The agent can theoretically come up with a protocol to run those same 12 experiments one-by-one and only then decide which branch to explore next - which I think would lead to the same outcome?
But in this case, it just happened to have stumbled on this particular outcome only because it didn't get a chance to execute a greedy strategy after the first 1 or 2 results.
Worse experiment design + parallelism = better experiment design + serialized execution ?

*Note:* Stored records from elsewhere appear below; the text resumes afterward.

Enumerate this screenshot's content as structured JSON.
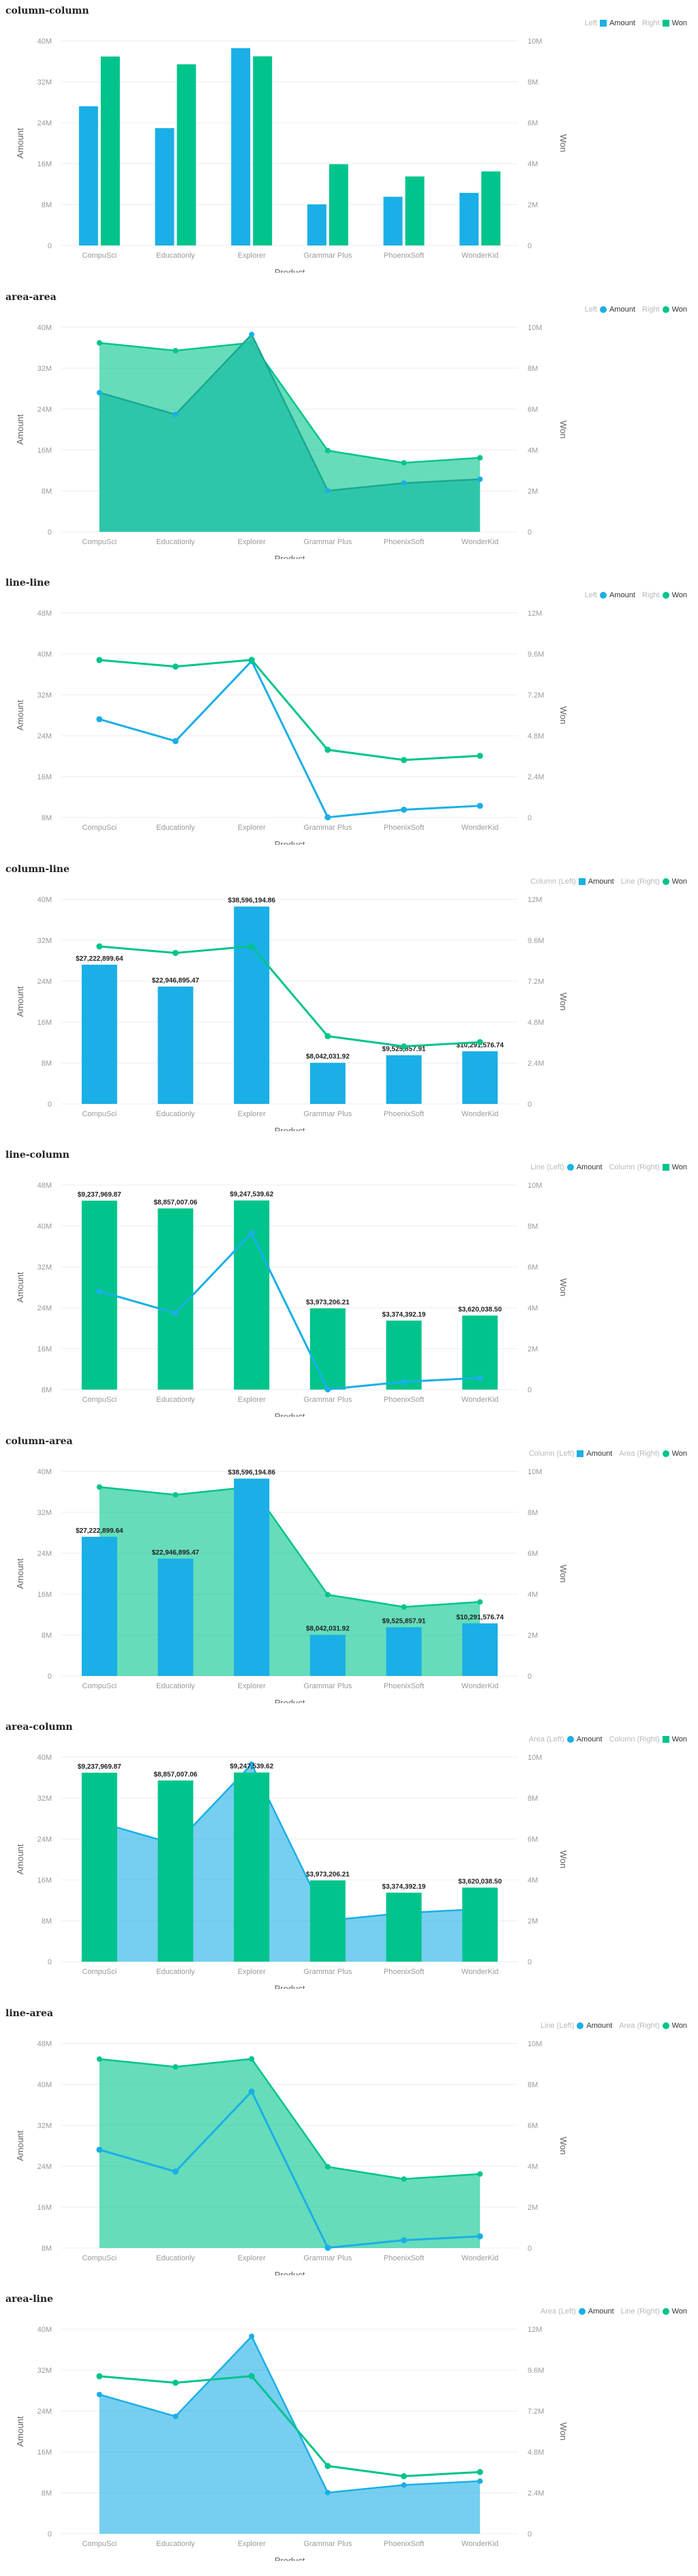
{
  "colors": {
    "blue": "#1aafe6",
    "green": "#00c48c",
    "grid": "#ececec",
    "axis_text": "#9a9a9a"
  },
  "chart_data": [
    {
      "type": "bar",
      "title": "column-column",
      "legend": {
        "left_label": "Left",
        "left_series": "Amount",
        "right_label": "Right",
        "right_series": "Won"
      },
      "categories": [
        "CompuSci",
        "Educationly",
        "Explorer",
        "Grammar Plus",
        "PhoenixSoft",
        "WonderKid"
      ],
      "xlabel": "Product",
      "ylabel_left": "Amount",
      "ylabel_right": "Won",
      "left_ticks": [
        "0",
        "8M",
        "16M",
        "24M",
        "32M",
        "40M"
      ],
      "left_max": 40000000,
      "right_ticks": [
        "0",
        "2M",
        "4M",
        "6M",
        "8M",
        "10M"
      ],
      "right_max": 10000000,
      "series": [
        {
          "name": "Amount",
          "axis": "left",
          "kind": "bar",
          "color": "blue",
          "values": [
            27222899.64,
            22946895.47,
            38596194.86,
            8042031.92,
            9525857.91,
            10291576.74
          ]
        },
        {
          "name": "Won",
          "axis": "right",
          "kind": "bar",
          "color": "green",
          "values": [
            9237969.87,
            8857007.06,
            9247539.62,
            3973206.21,
            3374392.19,
            3620038.5
          ]
        }
      ],
      "labels": []
    },
    {
      "type": "area",
      "title": "area-area",
      "legend": {
        "left_label": "Left",
        "left_series": "Amount",
        "right_label": "Right",
        "right_series": "Won"
      },
      "categories": [
        "CompuSci",
        "Educationly",
        "Explorer",
        "Grammar Plus",
        "PhoenixSoft",
        "WonderKid"
      ],
      "xlabel": "Product",
      "ylabel_left": "Amount",
      "ylabel_right": "Won",
      "left_ticks": [
        "0",
        "8M",
        "16M",
        "24M",
        "32M",
        "40M"
      ],
      "left_max": 40000000,
      "right_ticks": [
        "0",
        "2M",
        "4M",
        "6M",
        "8M",
        "10M"
      ],
      "right_max": 10000000,
      "series": [
        {
          "name": "Won",
          "axis": "right",
          "kind": "area",
          "color": "green",
          "values": [
            9237969.87,
            8857007.06,
            9247539.62,
            3973206.21,
            3374392.19,
            3620038.5
          ]
        },
        {
          "name": "Amount",
          "axis": "left",
          "kind": "area",
          "color": "teal",
          "values": [
            27222899.64,
            22946895.47,
            38596194.86,
            8042031.92,
            9525857.91,
            10291576.74
          ]
        }
      ],
      "labels": []
    },
    {
      "type": "line",
      "title": "line-line",
      "legend": {
        "left_label": "Left",
        "left_series": "Amount",
        "right_label": "Right",
        "right_series": "Won"
      },
      "categories": [
        "CompuSci",
        "Educationly",
        "Explorer",
        "Grammar Plus",
        "PhoenixSoft",
        "WonderKid"
      ],
      "xlabel": "Product",
      "ylabel_left": "Amount",
      "ylabel_right": "Won",
      "left_ticks": [
        "8M",
        "16M",
        "24M",
        "32M",
        "40M",
        "48M"
      ],
      "left_min": 8000000,
      "left_max": 48000000,
      "right_ticks": [
        "0",
        "2.4M",
        "4.8M",
        "7.2M",
        "9.6M",
        "12M"
      ],
      "right_max": 12000000,
      "series": [
        {
          "name": "Amount",
          "axis": "left",
          "kind": "line",
          "color": "blue",
          "values": [
            27222899.64,
            22946895.47,
            38596194.86,
            8042031.92,
            9525857.91,
            10291576.74
          ]
        },
        {
          "name": "Won",
          "axis": "right",
          "kind": "line",
          "color": "green",
          "values": [
            9237969.87,
            8857007.06,
            9247539.62,
            3973206.21,
            3374392.19,
            3620038.5
          ]
        }
      ],
      "labels": []
    },
    {
      "type": "bar",
      "title": "column-line",
      "legend": {
        "left_label": "Column (Left)",
        "left_series": "Amount",
        "right_label": "Line (Right)",
        "right_series": "Won"
      },
      "categories": [
        "CompuSci",
        "Educationly",
        "Explorer",
        "Grammar Plus",
        "PhoenixSoft",
        "WonderKid"
      ],
      "xlabel": "Product",
      "ylabel_left": "Amount",
      "ylabel_right": "Won",
      "left_ticks": [
        "0",
        "8M",
        "16M",
        "24M",
        "32M",
        "40M"
      ],
      "left_max": 40000000,
      "right_ticks": [
        "0",
        "2.4M",
        "4.8M",
        "7.2M",
        "9.6M",
        "12M"
      ],
      "right_max": 12000000,
      "series": [
        {
          "name": "Amount",
          "axis": "left",
          "kind": "bar",
          "color": "blue",
          "values": [
            27222899.64,
            22946895.47,
            38596194.86,
            8042031.92,
            9525857.91,
            10291576.74
          ]
        },
        {
          "name": "Won",
          "axis": "right",
          "kind": "line",
          "color": "green",
          "values": [
            9237969.87,
            8857007.06,
            9247539.62,
            3973206.21,
            3374392.19,
            3620038.5
          ]
        }
      ],
      "labels": [
        "$27,222,899.64",
        "$22,946,895.47",
        "$38,596,194.86",
        "$8,042,031.92",
        "$9,525,857.91",
        "$10,291,576.74"
      ]
    },
    {
      "type": "bar",
      "title": "line-column",
      "legend": {
        "left_label": "Line (Left)",
        "left_series": "Amount",
        "right_label": "Column (Right)",
        "right_series": "Won"
      },
      "categories": [
        "CompuSci",
        "Educationly",
        "Explorer",
        "Grammar Plus",
        "PhoenixSoft",
        "WonderKid"
      ],
      "xlabel": "Product",
      "ylabel_left": "Amount",
      "ylabel_right": "Won",
      "left_ticks": [
        "8M",
        "16M",
        "24M",
        "32M",
        "40M",
        "48M"
      ],
      "left_min": 8000000,
      "left_max": 48000000,
      "right_ticks": [
        "0",
        "2M",
        "4M",
        "6M",
        "8M",
        "10M"
      ],
      "right_max": 10000000,
      "series": [
        {
          "name": "Won",
          "axis": "right",
          "kind": "bar",
          "color": "green",
          "values": [
            9237969.87,
            8857007.06,
            9247539.62,
            3973206.21,
            3374392.19,
            3620038.5
          ]
        },
        {
          "name": "Amount",
          "axis": "left",
          "kind": "line",
          "color": "blue",
          "values": [
            27222899.64,
            22946895.47,
            38596194.86,
            8042031.92,
            9525857.91,
            10291576.74
          ]
        }
      ],
      "labels": [
        "$9,237,969.87",
        "$8,857,007.06",
        "$9,247,539.62",
        "$3,973,206.21",
        "$3,374,392.19",
        "$3,620,038.50"
      ]
    },
    {
      "type": "bar",
      "title": "column-area",
      "legend": {
        "left_label": "Column (Left)",
        "left_series": "Amount",
        "right_label": "Area (Right)",
        "right_series": "Won"
      },
      "categories": [
        "CompuSci",
        "Educationly",
        "Explorer",
        "Grammar Plus",
        "PhoenixSoft",
        "WonderKid"
      ],
      "xlabel": "Product",
      "ylabel_left": "Amount",
      "ylabel_right": "Won",
      "left_ticks": [
        "0",
        "8M",
        "16M",
        "24M",
        "32M",
        "40M"
      ],
      "left_max": 40000000,
      "right_ticks": [
        "0",
        "2M",
        "4M",
        "6M",
        "8M",
        "10M"
      ],
      "right_max": 10000000,
      "series": [
        {
          "name": "Won",
          "axis": "right",
          "kind": "area",
          "color": "green",
          "values": [
            9237969.87,
            8857007.06,
            9247539.62,
            3973206.21,
            3374392.19,
            3620038.5
          ]
        },
        {
          "name": "Amount",
          "axis": "left",
          "kind": "bar",
          "color": "blue",
          "values": [
            27222899.64,
            22946895.47,
            38596194.86,
            8042031.92,
            9525857.91,
            10291576.74
          ]
        }
      ],
      "labels": [
        "$27,222,899.64",
        "$22,946,895.47",
        "$38,596,194.86",
        "$8,042,031.92",
        "$9,525,857.91",
        "$10,291,576.74"
      ]
    },
    {
      "type": "bar",
      "title": "area-column",
      "legend": {
        "left_label": "Area (Left)",
        "left_series": "Amount",
        "right_label": "Column (Right)",
        "right_series": "Won"
      },
      "categories": [
        "CompuSci",
        "Educationly",
        "Explorer",
        "Grammar Plus",
        "PhoenixSoft",
        "WonderKid"
      ],
      "xlabel": "Product",
      "ylabel_left": "Amount",
      "ylabel_right": "Won",
      "left_ticks": [
        "0",
        "8M",
        "16M",
        "24M",
        "32M",
        "40M"
      ],
      "left_max": 40000000,
      "right_ticks": [
        "0",
        "2M",
        "4M",
        "6M",
        "8M",
        "10M"
      ],
      "right_max": 10000000,
      "series": [
        {
          "name": "Amount",
          "axis": "left",
          "kind": "area",
          "color": "blue",
          "values": [
            27222899.64,
            22946895.47,
            38596194.86,
            8042031.92,
            9525857.91,
            10291576.74
          ]
        },
        {
          "name": "Won",
          "axis": "right",
          "kind": "bar",
          "color": "green",
          "values": [
            9237969.87,
            8857007.06,
            9247539.62,
            3973206.21,
            3374392.19,
            3620038.5
          ]
        }
      ],
      "labels": [
        "$9,237,969.87",
        "$8,857,007.06",
        "$9,247,539.62",
        "$3,973,206.21",
        "$3,374,392.19",
        "$3,620,038.50"
      ]
    },
    {
      "type": "area",
      "title": "line-area",
      "legend": {
        "left_label": "Line (Left)",
        "left_series": "Amount",
        "right_label": "Area (Right)",
        "right_series": "Won"
      },
      "categories": [
        "CompuSci",
        "Educationly",
        "Explorer",
        "Grammar Plus",
        "PhoenixSoft",
        "WonderKid"
      ],
      "xlabel": "Product",
      "ylabel_left": "Amount",
      "ylabel_right": "Won",
      "left_ticks": [
        "8M",
        "16M",
        "24M",
        "32M",
        "40M",
        "48M"
      ],
      "left_min": 8000000,
      "left_max": 48000000,
      "right_ticks": [
        "0",
        "2M",
        "4M",
        "6M",
        "8M",
        "10M"
      ],
      "right_max": 10000000,
      "series": [
        {
          "name": "Won",
          "axis": "right",
          "kind": "area",
          "color": "green",
          "values": [
            9237969.87,
            8857007.06,
            9247539.62,
            3973206.21,
            3374392.19,
            3620038.5
          ]
        },
        {
          "name": "Amount",
          "axis": "left",
          "kind": "line",
          "color": "blue",
          "values": [
            27222899.64,
            22946895.47,
            38596194.86,
            8042031.92,
            9525857.91,
            10291576.74
          ]
        }
      ],
      "labels": []
    },
    {
      "type": "area",
      "title": "area-line",
      "legend": {
        "left_label": "Area (Left)",
        "left_series": "Amount",
        "right_label": "Line (Right)",
        "right_series": "Won"
      },
      "categories": [
        "CompuSci",
        "Educationly",
        "Explorer",
        "Grammar Plus",
        "PhoenixSoft",
        "WonderKid"
      ],
      "xlabel": "Product",
      "ylabel_left": "Amount",
      "ylabel_right": "Won",
      "left_ticks": [
        "0",
        "8M",
        "16M",
        "24M",
        "32M",
        "40M"
      ],
      "left_max": 40000000,
      "right_ticks": [
        "0",
        "2.4M",
        "4.8M",
        "7.2M",
        "9.6M",
        "12M"
      ],
      "right_max": 12000000,
      "series": [
        {
          "name": "Amount",
          "axis": "left",
          "kind": "area",
          "color": "blue",
          "values": [
            27222899.64,
            22946895.47,
            38596194.86,
            8042031.92,
            9525857.91,
            10291576.74
          ]
        },
        {
          "name": "Won",
          "axis": "right",
          "kind": "line",
          "color": "green",
          "values": [
            9237969.87,
            8857007.06,
            9247539.62,
            3973206.21,
            3374392.19,
            3620038.5
          ]
        }
      ],
      "labels": []
    }
  ]
}
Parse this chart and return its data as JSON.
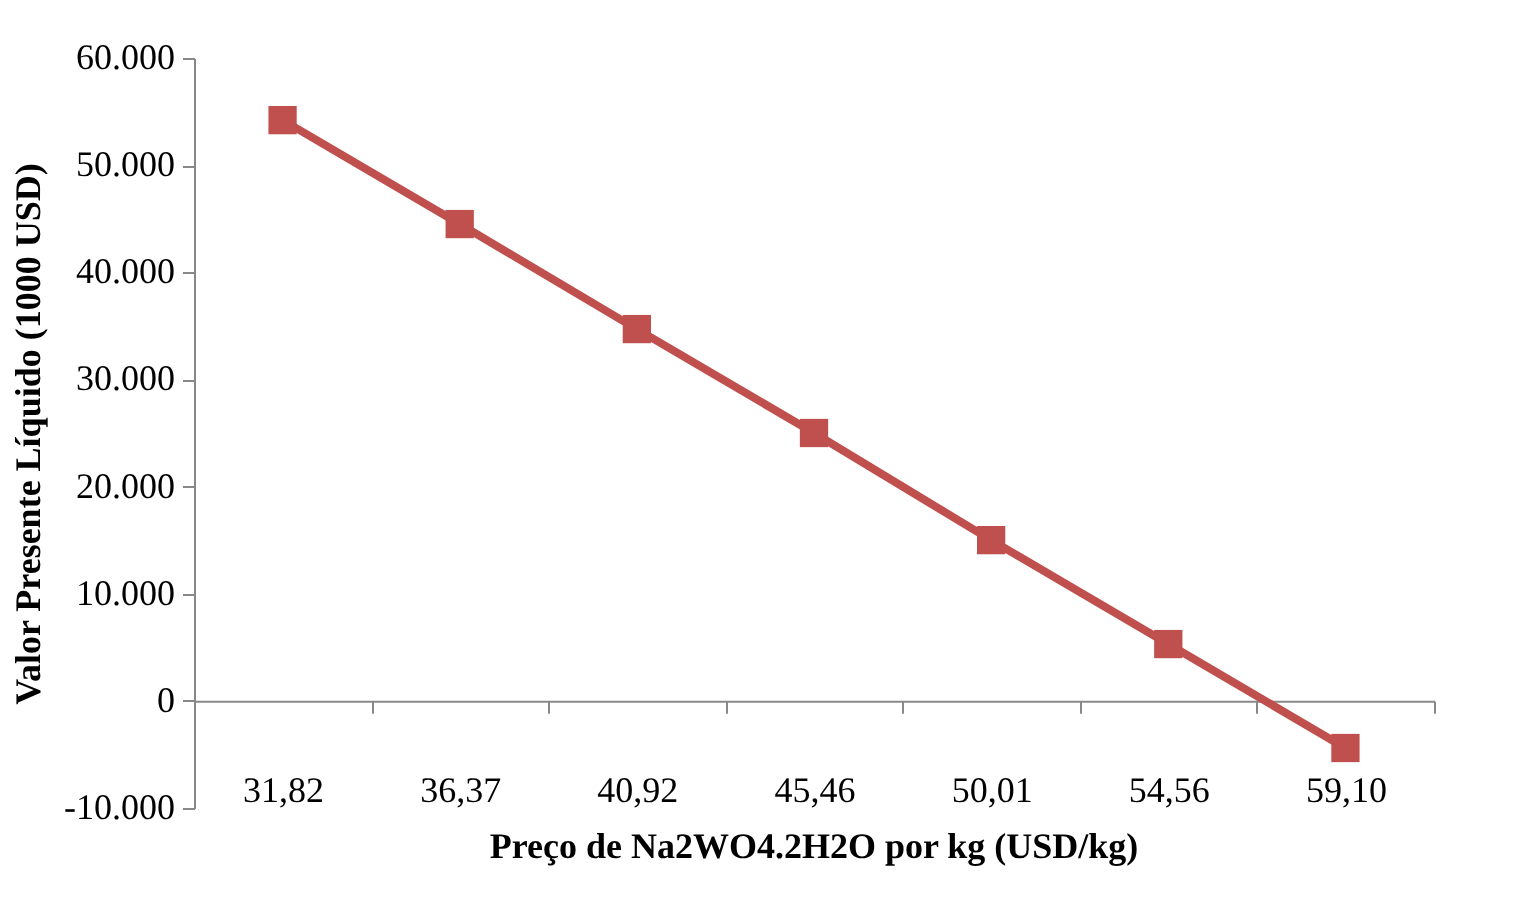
{
  "chart_data": {
    "type": "line",
    "xlabel": "Preço de Na2WO4.2H2O por kg  (USD/kg)",
    "ylabel": "Valor Presente Líquido (1000 USD)",
    "categories": [
      "31,82",
      "36,37",
      "40,92",
      "45,46",
      "50,01",
      "54,56",
      "59,10"
    ],
    "series": [
      {
        "color": "#c0504d",
        "values": [
          54200,
          44500,
          34700,
          25000,
          15000,
          5300,
          -4400
        ]
      }
    ],
    "ylim": [
      -10000,
      60000
    ],
    "yticks": [
      {
        "value": -10000,
        "label": "-10.000"
      },
      0,
      {
        "value": 10000,
        "label": "10.000"
      },
      {
        "value": 20000,
        "label": "20.000"
      },
      {
        "value": 30000,
        "label": "30.000"
      },
      {
        "value": 40000,
        "label": "40.000"
      },
      {
        "value": 50000,
        "label": "50.000"
      },
      {
        "value": 60000,
        "label": "60.000"
      }
    ],
    "marker": "square",
    "line_style": "solid"
  }
}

Also, shoutout SkyPilot! It's been a huge help for going multi-cloud with our training and inference jobs (getting GPUs is still a nightmare...)!
The next step are: - give the agent the whole deep learning literature research and do tree search over the various ideas that have been proposed in the past. - have some distributed notepad that any of these agents can read and improve upon.
People have been doing this for a year or more, Ralph loops etc.
I hate the weird strange Twitter world of hero-worship for folks that seems to arise just out of large followings.
Joe no-followers does this six months ago, nobody cares. Karpathy writes a really basic loop and it's now a kind of AI miracle prompting tons of grifters, copy-cats, weird hype.
I do wonder if LLMs have just made everyone seriously, seriously dumber all of a sudden. Most of the "Autoresearch" posts I see are completely rubbish, with AI optimizing for nonsense benchmarks and people failing to understand the graphs they are looking at. So yes, the AI made itself better at a useless benchmark while also making the code worse in 10 other ways you don't actually understand.